Recent Israeli attack on the Natanz nuclear power plant affects talks in Vienna to revive PIAC. What is not clear is how. On the one hand, Iran has not responded (for now) to the Israeli provocation, calling it a "stupid act of terrorism", indicating its desire to do nothing to prevent an American return to the agreement and the consequent lifting of sanctions. But on the other hand, it takes pressure off the American negotiators by giving them more time and delays the possibility of Iran getting its hands on the nuclear bomb. This is all positive. But it also makes Iran a victim and makes it harder for Russia or China to pressure Iran to comply with the provisions of the deal, and it also has a negative side by deepening the differences that exist between Republicans and Democrats in the United States on how to deal with the Iranian problem, while strengthening the radicals in Tehran ahead of Iran's June presidential elections because it fuels the sense of injustice among the population and increases their support for nuclearisation. And because, in the end, whatever happens now, the Iranian radicals always win: if there is an agreement, they have not given in to Trump's "maximum pressure"; if there is no agreement, they have always said that the Americans cannot be trusted and that this Israeli attack and the lack of condemnation by the US show that US policy in the Middle East is influenced by Tel Aviv. Not to mention that the lack of an agreement will allow them to increase uranium enrichment, as they are already doing, and that this will bring them closer to the nuclear threshold that North Korea has already crossed.
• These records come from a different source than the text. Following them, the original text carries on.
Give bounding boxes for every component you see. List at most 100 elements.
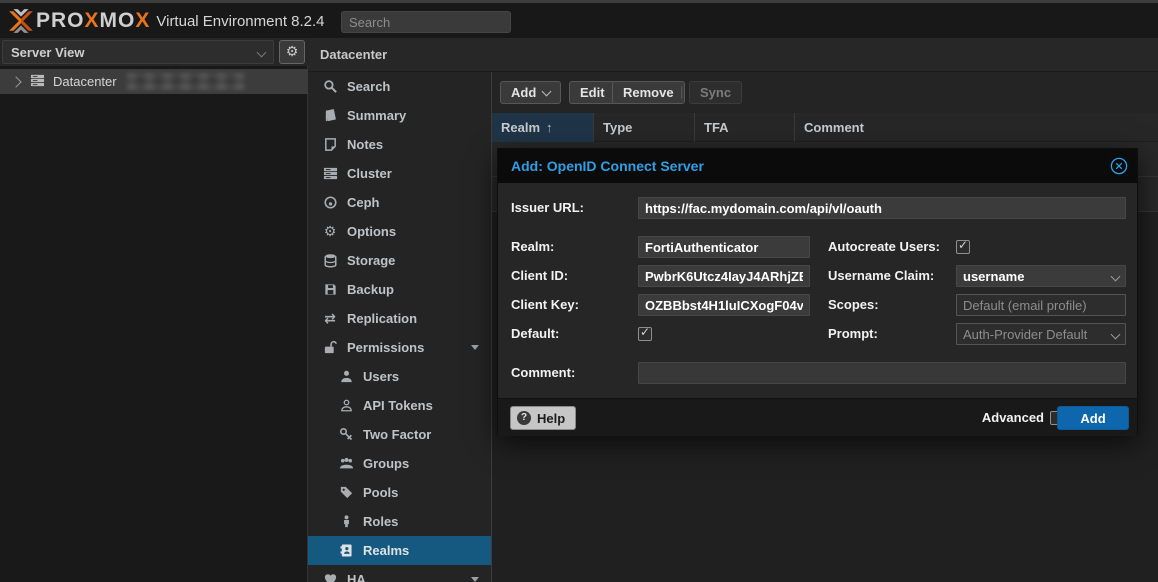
prompt-label: Prompt: [828,323,878,345]
remove-button[interactable]: Remove [612,81,685,104]
realms-table-header: Realm ↑ Type TFA Comment [492,113,1158,142]
replication-arrows-icon: ⇄ [322,311,338,327]
page-title: Datacenter [320,47,387,62]
dialog-title: Add: OpenID Connect Server [511,158,704,174]
scopes-input[interactable] [956,294,1126,316]
notes-icon [322,137,338,153]
autocreate-users-label: Autocreate Users: [828,236,940,258]
ceph-icon [322,195,338,211]
help-button[interactable]: Help [510,406,576,430]
expand-caret-icon[interactable] [471,577,479,582]
sidebar-item-notes[interactable]: Notes [308,130,491,159]
sidebar-item-cluster[interactable]: Cluster [308,159,491,188]
sidebar-item-backup[interactable]: Backup [308,275,491,304]
sidebar-item-api-tokens[interactable]: API Tokens [308,391,491,420]
sidebar-item-ceph[interactable]: Ceph [308,188,491,217]
key-icon [338,427,354,443]
column-header-type[interactable]: Type [594,113,695,142]
address-book-icon [338,543,354,559]
advanced-label: Advanced [982,410,1044,425]
sidebar-item-storage[interactable]: Storage [308,246,491,275]
sidebar-item-replication[interactable]: ⇄ Replication [308,304,491,333]
chevron-down-icon [257,47,267,57]
redacted-hostname [127,73,245,90]
dialog-add-button[interactable]: Add [1057,406,1129,430]
dialog-footer: Help Advanced Add [498,398,1137,436]
autocreate-users-checkbox[interactable] [956,240,970,254]
scopes-label: Scopes: [828,294,879,316]
content-header: Datacenter [308,38,1158,72]
view-selector-dropdown[interactable]: Server View [2,40,274,64]
sidebar-item-realms[interactable]: Realms [308,536,491,565]
sidebar-item-two-factor[interactable]: Two Factor [308,420,491,449]
tree-settings-button[interactable]: ⚙ [279,40,305,64]
summary-icon [322,108,338,124]
prompt-dropdown[interactable]: Auth-Provider Default [956,323,1126,345]
global-search-input[interactable] [341,11,511,33]
proxmox-logo: PROXMOX Virtual Environment 8.2.4 [8,8,325,34]
issuer-url-label: Issuer URL: [511,197,584,219]
heartbeat-icon [322,572,338,582]
proxmox-logo-icon [8,8,34,34]
search-icon [322,79,338,95]
chevron-down-icon [1111,329,1121,339]
column-header-tfa[interactable]: TFA [695,113,795,142]
edit-button[interactable]: Edit [569,81,616,104]
tree-item-datacenter[interactable]: Datacenter [0,69,308,94]
unlock-icon [322,340,338,356]
storage-icon [322,253,338,269]
comment-input[interactable] [638,362,1126,384]
tag-icon [338,485,354,501]
chevron-down-icon [1111,271,1121,281]
sidebar-item-permissions[interactable]: Permissions [308,333,491,362]
sidebar-item-options[interactable]: ⚙ Options [308,217,491,246]
sidebar-item-groups[interactable]: Groups [308,449,491,478]
client-id-input[interactable] [638,265,810,287]
version-label: Virtual Environment 8.2.4 [156,13,324,30]
client-key-label: Client Key: [511,294,579,316]
client-key-input[interactable] [638,294,810,316]
username-claim-dropdown[interactable]: username [956,265,1126,287]
close-icon[interactable] [1110,157,1128,175]
column-header-comment[interactable]: Comment [795,113,1158,142]
toolbar-separator: | [680,84,683,99]
chevron-down-icon [542,86,552,96]
sidebar-item-users[interactable]: Users [308,362,491,391]
dialog-header[interactable]: Add: OpenID Connect Server [498,149,1137,183]
top-bar: PROXMOX Virtual Environment 8.2.4 [0,3,1158,38]
sync-button[interactable]: Sync [689,81,742,104]
datacenter-icon [30,73,45,91]
datacenter-menu: Search Summary Notes Cluster Ceph ⚙ Opti… [308,72,492,582]
sort-ascending-icon: ↑ [546,120,553,135]
cluster-icon [322,166,338,182]
default-checkbox[interactable] [638,327,652,341]
realm-label: Realm: [511,236,554,258]
username-claim-label: Username Claim: [828,265,934,287]
view-selector-bar: Server View ⚙ [0,38,308,66]
add-openid-dialog: Add: OpenID Connect Server Issuer URL: R… [497,148,1138,435]
logo-wordmark: PROXMOX [36,9,150,33]
users-group-icon [338,456,354,472]
add-dropdown-button[interactable]: Add [500,81,561,104]
gear-icon: ⚙ [286,44,299,60]
question-icon [517,411,531,425]
chevron-right-icon[interactable] [10,76,21,87]
proxmox-app: PROXMOX Virtual Environment 8.2.4 Server… [0,0,1158,582]
realm-input[interactable] [638,236,810,258]
sidebar-item-search[interactable]: Search [308,72,491,101]
collapse-caret-icon[interactable] [471,345,479,350]
sidebar-item-ha[interactable]: HA [308,565,491,582]
backup-floppy-icon [322,282,338,298]
sidebar-item-summary[interactable]: Summary [308,101,491,130]
user-outline-icon [338,398,354,414]
comment-label: Comment: [511,362,575,384]
client-id-label: Client ID: [511,265,568,287]
sidebar-item-pools[interactable]: Pools [308,478,491,507]
sidebar-item-roles[interactable]: Roles [308,507,491,536]
resource-tree-panel: Server View ⚙ Datacenter [0,38,308,582]
column-header-realm[interactable]: Realm ↑ [492,113,594,142]
realms-toolbar: Add Edit Remove | Sync [492,72,1158,113]
user-icon [338,369,354,385]
default-label: Default: [511,323,559,345]
issuer-url-input[interactable] [638,197,1126,219]
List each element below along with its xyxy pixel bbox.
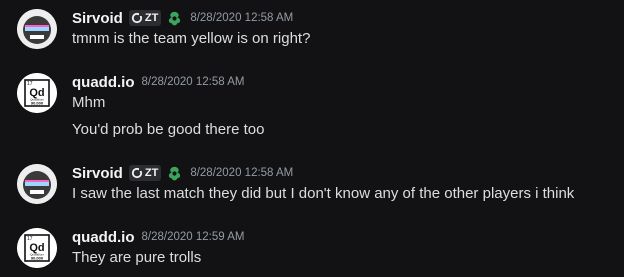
avatar[interactable] <box>17 164 57 204</box>
avatar-element-value: 90.000 <box>31 256 44 261</box>
message-text: tmnm is the team yellow is on right? <box>72 30 311 47</box>
message-text: They are pure trolls <box>72 249 202 266</box>
leaf-badge-icon[interactable] <box>166 165 183 182</box>
avatar-element-value: 90.000 <box>31 101 44 106</box>
timestamp: 8/28/2020 12:59 AM <box>141 231 245 243</box>
username[interactable]: Sirvoid <box>72 165 123 182</box>
timestamp: 8/28/2020 12:58 AM <box>190 12 294 24</box>
quaddium-element-avatar-icon: 17 Qd Quaddium 90.000 <box>17 228 57 268</box>
username[interactable]: quadd.io <box>72 229 135 246</box>
user-avatar-icon <box>17 164 57 204</box>
server-tag-label: ZT <box>144 167 159 179</box>
leaf-badge-icon[interactable] <box>166 10 183 27</box>
message-header: Sirvoid ZT 8/28/2020 12:58 AM <box>72 163 293 183</box>
ring-icon <box>131 12 142 24</box>
username[interactable]: Sirvoid <box>72 10 123 27</box>
message-text: I saw the last match they did but I don'… <box>72 185 575 202</box>
server-tag[interactable]: ZT <box>128 165 162 181</box>
message-text: Mhm <box>72 94 106 111</box>
message-header: quadd.io 8/28/2020 12:59 AM <box>72 227 244 247</box>
ring-icon <box>131 167 142 179</box>
avatar[interactable]: 17 Qd Quaddium 90.000 <box>17 228 57 268</box>
server-tag[interactable]: ZT <box>128 10 162 26</box>
timestamp: 8/28/2020 12:58 AM <box>141 76 245 88</box>
avatar[interactable] <box>17 9 57 49</box>
message-header: quadd.io 8/28/2020 12:58 AM <box>72 72 244 92</box>
message-header: Sirvoid ZT 8/28/2020 12:58 AM <box>72 8 293 28</box>
server-tag-label: ZT <box>144 12 159 24</box>
user-avatar-icon <box>17 9 57 49</box>
username[interactable]: quadd.io <box>72 74 135 91</box>
timestamp: 8/28/2020 12:58 AM <box>190 167 294 179</box>
quaddium-element-avatar-icon: 17 Qd Quaddium 90.000 <box>17 73 57 113</box>
avatar[interactable]: 17 Qd Quaddium 90.000 <box>17 73 57 113</box>
message-text: You'd prob be good there too <box>72 121 265 138</box>
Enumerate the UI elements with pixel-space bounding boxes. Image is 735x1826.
In any case, European-hosted negotiations in Vienna are very complicated. They are actually indirect contacts between Iranians and Americans and many issues are on the table because Washington wants to build a "stronger and longer" agreement, with additional understandings that close some of the loopholes in the PIAC and extend its so-called "sunset clauses" over time, to allow for constant inspections, to restrict Iran's policy of missile development, which has ever-increasing range, to curb Iran's interference in neighbouring countries, and to further limit Tehran's research and development of nuclear technologies. Washington knows that should Iran get its hands on the bomb, its regime will be as untouchable as Pyongyang's. And Iran knows it too. That is why these are very difficult goals to achieve, especially given the atmosphere of bipartisan non-cooperation in the US and on the eve of elections in Iran. Neither wants to make the first move or project the image of giving in to its rival.

For the moment and despite all this, negotiations continue and, according to Chinese and Iranian sources, in a positive atmosphere, which is a good thing because, should there be no agreement, as Israel admits it wishes, the only way to prevent Tehran from acquiring a nuclear weapon would be war.  And that conflict would not be local.